È prevedibile che nel breve periodo ci saranno altri licenziamenti, ma il quadro non è così scoraggiante. Infatti, secondo la Banca d’Italia l’impatto della rimozione dei provvedimenti di blocco dei licenziamenti sull’occupazione complessiva sarà in larga misura compensato dalle nuove assunzioni. Nel prossimo triennio le ore lavorate aumenterebbero di oltre l’11% riportandosi alla fine del 2022 sui valori precedenti la pandemia, mentre anche il numero di occupati è previsto in espansione e potrebbe attestarsi al di sopra dei livelli pre-crisi entro i primi sei mesi del 2023.

I problemi occupazionali potrebbero essere nell’immediato acuiti dalla trasformazione tecnologica. La pandemia ha accelerato il processo di automazione che già stava spingendo alla sostituzione dei lavoratori con macchinari intelligenti. Una tendenza che proseguirà e su cui l’Italia è già arrivata impreparata, nonostante fosse chiaro da almeno un decennio che bisognava orientare il nostro welfare verso la riqualificazione professionale di lavoratori “espulsi” dal processo produttivo, rivalorizzare la formazione tecnica e promuovere le iscrizioni ai corsi di laurea STEM. Non è affatto la tecnologia a produrre disoccupazione, ma l’assenza di strumenti per attrarre lavoro tecnologicamente avanzato.

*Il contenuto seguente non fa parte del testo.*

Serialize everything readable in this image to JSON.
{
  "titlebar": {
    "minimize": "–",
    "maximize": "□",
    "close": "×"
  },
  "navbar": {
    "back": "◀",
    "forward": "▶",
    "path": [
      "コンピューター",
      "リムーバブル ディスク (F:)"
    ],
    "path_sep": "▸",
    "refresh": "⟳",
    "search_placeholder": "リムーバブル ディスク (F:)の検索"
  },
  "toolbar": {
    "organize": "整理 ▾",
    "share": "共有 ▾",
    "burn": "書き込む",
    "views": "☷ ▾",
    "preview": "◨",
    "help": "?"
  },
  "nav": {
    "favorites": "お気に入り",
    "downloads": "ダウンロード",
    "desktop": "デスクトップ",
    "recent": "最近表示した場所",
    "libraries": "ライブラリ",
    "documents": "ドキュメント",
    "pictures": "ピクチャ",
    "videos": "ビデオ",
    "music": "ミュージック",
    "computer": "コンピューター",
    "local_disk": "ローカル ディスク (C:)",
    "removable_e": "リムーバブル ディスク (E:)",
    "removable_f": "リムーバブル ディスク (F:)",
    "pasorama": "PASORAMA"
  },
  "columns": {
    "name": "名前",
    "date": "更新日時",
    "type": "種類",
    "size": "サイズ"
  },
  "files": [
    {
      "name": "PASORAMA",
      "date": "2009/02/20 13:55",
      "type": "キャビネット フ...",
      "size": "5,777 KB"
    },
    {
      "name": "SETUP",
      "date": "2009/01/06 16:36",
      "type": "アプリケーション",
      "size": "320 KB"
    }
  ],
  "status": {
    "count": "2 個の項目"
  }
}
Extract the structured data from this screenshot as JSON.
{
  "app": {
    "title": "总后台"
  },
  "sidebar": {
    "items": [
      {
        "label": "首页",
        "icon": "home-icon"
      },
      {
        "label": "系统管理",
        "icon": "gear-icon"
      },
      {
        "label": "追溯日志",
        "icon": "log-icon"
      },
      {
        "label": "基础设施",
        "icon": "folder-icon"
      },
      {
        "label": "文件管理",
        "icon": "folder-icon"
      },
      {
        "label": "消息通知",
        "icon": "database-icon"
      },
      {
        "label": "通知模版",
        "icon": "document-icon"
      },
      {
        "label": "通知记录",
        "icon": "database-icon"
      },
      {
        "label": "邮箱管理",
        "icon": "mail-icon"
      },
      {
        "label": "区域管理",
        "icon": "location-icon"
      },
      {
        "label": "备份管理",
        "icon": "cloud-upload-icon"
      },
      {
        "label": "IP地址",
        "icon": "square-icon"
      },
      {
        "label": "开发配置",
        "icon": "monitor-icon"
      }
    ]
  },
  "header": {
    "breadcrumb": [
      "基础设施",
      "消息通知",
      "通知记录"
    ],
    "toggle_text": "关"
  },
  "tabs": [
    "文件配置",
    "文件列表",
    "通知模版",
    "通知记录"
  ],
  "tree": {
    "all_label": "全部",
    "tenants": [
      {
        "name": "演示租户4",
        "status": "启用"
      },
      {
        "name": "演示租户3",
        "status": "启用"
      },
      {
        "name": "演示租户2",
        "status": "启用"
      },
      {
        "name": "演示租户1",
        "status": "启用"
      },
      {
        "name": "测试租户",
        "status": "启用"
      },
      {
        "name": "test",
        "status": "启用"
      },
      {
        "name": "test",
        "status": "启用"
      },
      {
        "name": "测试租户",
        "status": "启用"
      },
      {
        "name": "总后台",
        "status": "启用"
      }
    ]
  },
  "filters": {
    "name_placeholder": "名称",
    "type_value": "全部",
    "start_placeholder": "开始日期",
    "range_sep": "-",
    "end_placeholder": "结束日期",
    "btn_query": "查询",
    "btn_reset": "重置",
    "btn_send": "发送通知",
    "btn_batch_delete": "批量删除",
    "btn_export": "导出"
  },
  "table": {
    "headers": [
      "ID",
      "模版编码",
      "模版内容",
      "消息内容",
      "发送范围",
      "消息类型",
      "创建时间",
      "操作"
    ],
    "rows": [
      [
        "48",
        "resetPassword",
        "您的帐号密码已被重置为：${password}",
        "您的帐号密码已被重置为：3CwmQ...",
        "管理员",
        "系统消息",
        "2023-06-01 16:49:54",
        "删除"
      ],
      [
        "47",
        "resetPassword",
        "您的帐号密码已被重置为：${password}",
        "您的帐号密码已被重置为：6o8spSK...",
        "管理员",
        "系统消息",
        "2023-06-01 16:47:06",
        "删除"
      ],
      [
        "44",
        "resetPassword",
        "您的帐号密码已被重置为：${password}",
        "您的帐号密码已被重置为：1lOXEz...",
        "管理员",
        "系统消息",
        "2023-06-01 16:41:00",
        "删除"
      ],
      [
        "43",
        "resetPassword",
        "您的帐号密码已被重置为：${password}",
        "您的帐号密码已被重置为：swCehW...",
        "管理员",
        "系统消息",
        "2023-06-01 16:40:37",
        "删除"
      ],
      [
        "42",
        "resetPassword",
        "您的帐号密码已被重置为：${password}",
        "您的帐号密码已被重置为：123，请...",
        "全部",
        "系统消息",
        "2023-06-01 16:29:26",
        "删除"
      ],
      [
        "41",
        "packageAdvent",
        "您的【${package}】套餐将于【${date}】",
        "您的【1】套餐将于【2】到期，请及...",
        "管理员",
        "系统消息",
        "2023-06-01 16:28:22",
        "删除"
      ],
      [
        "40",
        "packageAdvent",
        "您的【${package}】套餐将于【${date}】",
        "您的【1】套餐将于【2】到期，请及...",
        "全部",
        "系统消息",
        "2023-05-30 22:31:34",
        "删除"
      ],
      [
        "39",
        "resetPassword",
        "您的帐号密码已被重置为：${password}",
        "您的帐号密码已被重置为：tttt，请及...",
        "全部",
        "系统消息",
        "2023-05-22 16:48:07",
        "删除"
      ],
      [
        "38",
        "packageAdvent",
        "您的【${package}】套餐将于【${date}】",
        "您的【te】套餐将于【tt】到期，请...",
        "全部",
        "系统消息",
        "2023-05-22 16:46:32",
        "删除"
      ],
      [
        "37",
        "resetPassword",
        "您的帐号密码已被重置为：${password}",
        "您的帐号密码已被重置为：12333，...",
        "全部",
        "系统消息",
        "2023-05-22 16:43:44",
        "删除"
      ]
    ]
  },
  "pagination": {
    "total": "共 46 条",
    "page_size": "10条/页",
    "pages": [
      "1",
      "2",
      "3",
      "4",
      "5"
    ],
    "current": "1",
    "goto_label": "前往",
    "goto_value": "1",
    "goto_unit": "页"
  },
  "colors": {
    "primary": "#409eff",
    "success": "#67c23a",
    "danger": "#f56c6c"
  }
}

Non esiste la bacchetta magica e non c’è una soluzione immediata. La riforma fiscale con l’alleggerimento delle tasse sul lavoro, gli investimenti pubblici del PNRR e gli incentivi a quelli privati sono la premessa. La ricetta per il lavoro è fare le riforme, in primo luogo superando l’impostazione popu-assistenzialista e riallineare le politiche sociali e di equità con quelle per la formazione e la produttività. ll reddito di cittadinanza arriverà a costare circa 100 miliardi alla fine 2029, ovvero più della metà dei fondi europei del Recovery Fund per l’Italia. Si tratta di una quantità di risorse spropositata, destinate a una misura insostenibile e squilibrata, che in larga parte dovrebbero essere utilizzate per inserire nuove forme di ammortizzatori sociali orientate al reskilling e upskilling dei lavoratori.

In secondo luogo, bisogna rendere più agevole l’incontro tra domanda e offerta di lavoro: la mancanza di lavoratori in troppi settori è la prova eclatante di quanto non funzionino le politiche attive, di quanto abbia fatto male la demonizzazione tout court della flessibilità e un sistema formativo lontano dalle esigenze della produzione.

In terzo luogo, occorre innovare il quadro normativo e contrattuale, coerentemente con i mutamenti del lavoro, al fine di migliorare la produttività. Oggi sempre di più la prestazione lavorativa si traduce in un “progetto di lavoro”, pertanto sarebbe utile la reintroduzione di un nuovo contratto a progetto fino a 24 mesi, recuperando le maggiori garanzie e tutele di cui disponevano rispetto ai contratti di collaborazione coordinata e continuativa, in particolare in materia di gravidanza, malattia e infortuni. Senza considerare l’universo dello smart working, diventato mainstream con la pandemia.

Infine, la tendenza nel mondo è la contrazione dell’orario di lavoro. “Lavorare meno, lavorare tutti” non è più uno slogan bislacco, ma è sempre di più una realtà, sia considerando l’automazione della produzione che l’esigenza di un miglior bilanciamento tra vita privata e lavoro. Una settimana di quattro giorni, pagate come fossero cinque, può essere sostenuta attraverso una maggiore produttività, che a sua volta ha impatti positivi su consumi, sulla crescita e sull’occupazione. L’idea di una settimana corta non è nuova, se ne parla da diversi anni, ma ultimamente è tornata in voga dopo la rivoluzione delle abitudini lavorative imposte dal Covid. Microsoft, Toyota, Unilever e tante altre realtà più piccole stanno già sperimentando con successo la settimana corta. In Italia esiste una proposta di legge in questa direzione che andrebbe discussa e approfondita.